- Court: U.S. District Court for the Eastern District of Michigan
- Decided: November 16, 2015
- Citation: 146 F. Supp. 3d 848 (E.D. Mich. 2015)

Case opinions
- Decision by: U.S. District Judge Nancy Edmunds

= Love v. Johnson =

Love v. Johnson, 146 F. Supp. 3d 848 (E.D. Mich. 2015), was a 2015 case in front of the U.S. District Court for the Eastern District of Michigan. The case involved Michigan's Department of State's policy prohibiting transgender persons from changing the gender on their licenses unless they could provide an amended birth certificate showing their gender.

== Facts ==
Plaintiffs were six transgender persons whose gender identity did not conform to the gender assigned at birth. In 2011, the Michigan Secretary of State implemented a new policy for changing one's gender on a state ID. The policy required that the "individual must provide a certified birth certificate showing the sex of the applicant." Plaintiffs maintained that this policy was onerous and stood in contrast with federal decisions and decisions by numerous states that eased restrictions on changing one's gender on identification documents.

== Result ==
On November 16th, 2015, the defendant's motion for dismissal was denied by the District Court. In her decision denying the motion, U.S. District Judge Nancy Edmunds held that "plaintiffs have raised a cognizable privacy claim under the Fourteenth Amendment to the U.S. Constitution."

On January 10th, 2016, Judge Edmunds later denied the defendants subsequent request for reconsideration of the November 16th, 2015 order. It held that the defendant bore the burden to show that the License Policy was narrowly tailored to furthering a compelling state interest.
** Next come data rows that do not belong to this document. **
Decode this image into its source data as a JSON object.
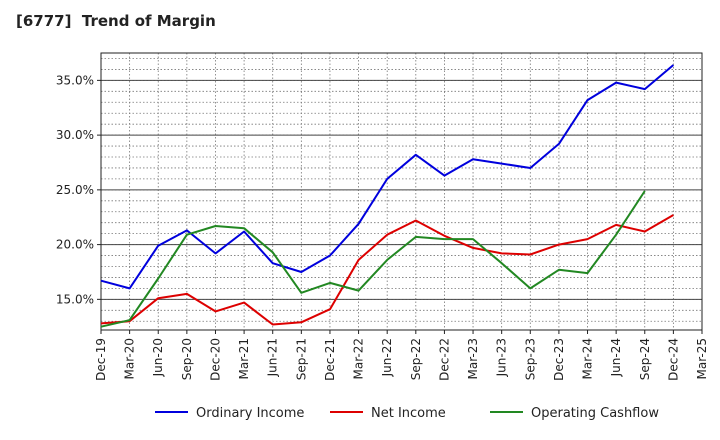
{
  "chart_data": {
    "type": "line",
    "title": "[6777]  Trend of Margin",
    "xlabel": "",
    "ylabel": "",
    "categories": [
      "Dec-19",
      "Mar-20",
      "Jun-20",
      "Sep-20",
      "Dec-20",
      "Mar-21",
      "Jun-21",
      "Sep-21",
      "Dec-21",
      "Mar-22",
      "Jun-22",
      "Sep-22",
      "Dec-22",
      "Mar-23",
      "Jun-23",
      "Sep-23",
      "Dec-23",
      "Mar-24",
      "Jun-24",
      "Sep-24",
      "Dec-24",
      "Mar-25"
    ],
    "ylim": [
      12.2,
      37.5
    ],
    "yticks": [
      15,
      20,
      25,
      30,
      35
    ],
    "ytick_labels": [
      "15.0%",
      "20.0%",
      "25.0%",
      "30.0%",
      "35.0%"
    ],
    "grid": true,
    "legend_position": "bottom",
    "series": [
      {
        "name": "Ordinary Income",
        "color": "#0000dd",
        "values": [
          16.7,
          16.0,
          19.9,
          21.3,
          19.2,
          21.2,
          18.3,
          17.5,
          19.0,
          21.9,
          26.0,
          28.2,
          26.3,
          27.8,
          27.4,
          27.0,
          29.2,
          33.2,
          34.8,
          34.2,
          36.4,
          null
        ]
      },
      {
        "name": "Net Income",
        "color": "#dd0000",
        "values": [
          12.8,
          13.0,
          15.1,
          15.5,
          13.9,
          14.7,
          12.7,
          12.9,
          14.1,
          18.6,
          20.9,
          22.2,
          20.8,
          19.7,
          19.2,
          19.1,
          20.0,
          20.5,
          21.8,
          21.2,
          22.7,
          null
        ]
      },
      {
        "name": "Operating Cashflow",
        "color": "#228822",
        "values": [
          12.5,
          13.1,
          16.9,
          20.9,
          21.7,
          21.5,
          19.3,
          15.6,
          16.5,
          15.8,
          18.6,
          20.7,
          20.5,
          20.5,
          18.3,
          16.0,
          17.7,
          17.4,
          20.9,
          24.9,
          null,
          null
        ]
      }
    ]
  }
}
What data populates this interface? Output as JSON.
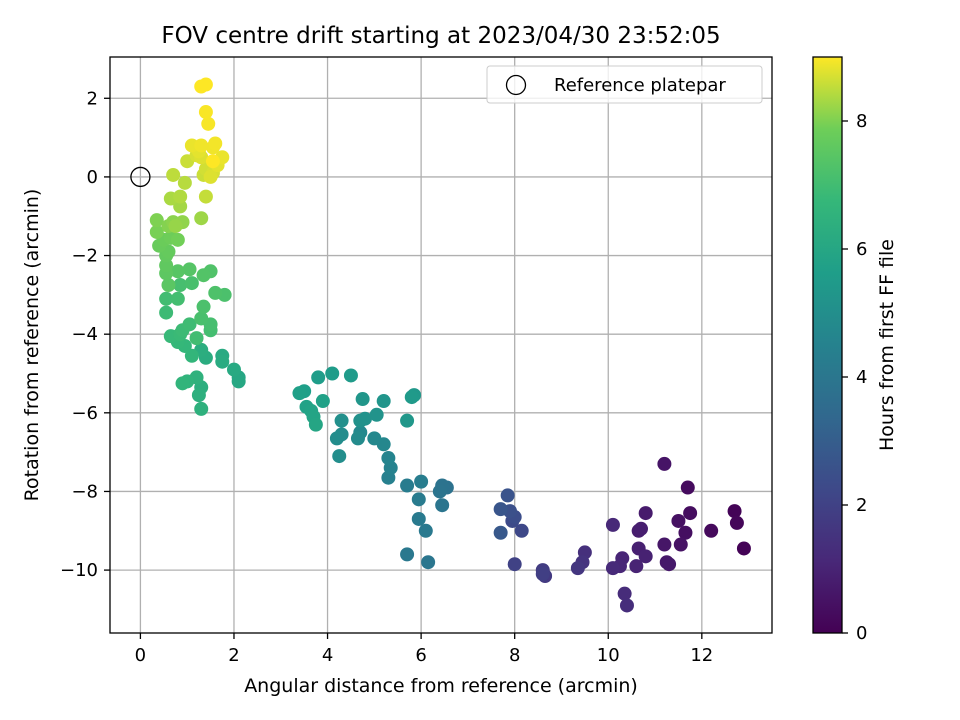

In March of 2016, the license policy was updated in response to the controversy to allow the use of a court order or passport to update ones license. This was a significant because gender changes on passports required only a letter from a clinician that the applicant has "undergone appropriate treatment for their gender identity".

On August 23rd, 2016, the court granted the motion for summary judgement because the license policy had been abandoned and was no longer a "live controversy" after to the policy change. Plaintiffs agreed the new policy conformed to "current scientific knowledge and research regarding transgender individuals and the medical standard of care for treating persons diagnosed with gender dysphoria."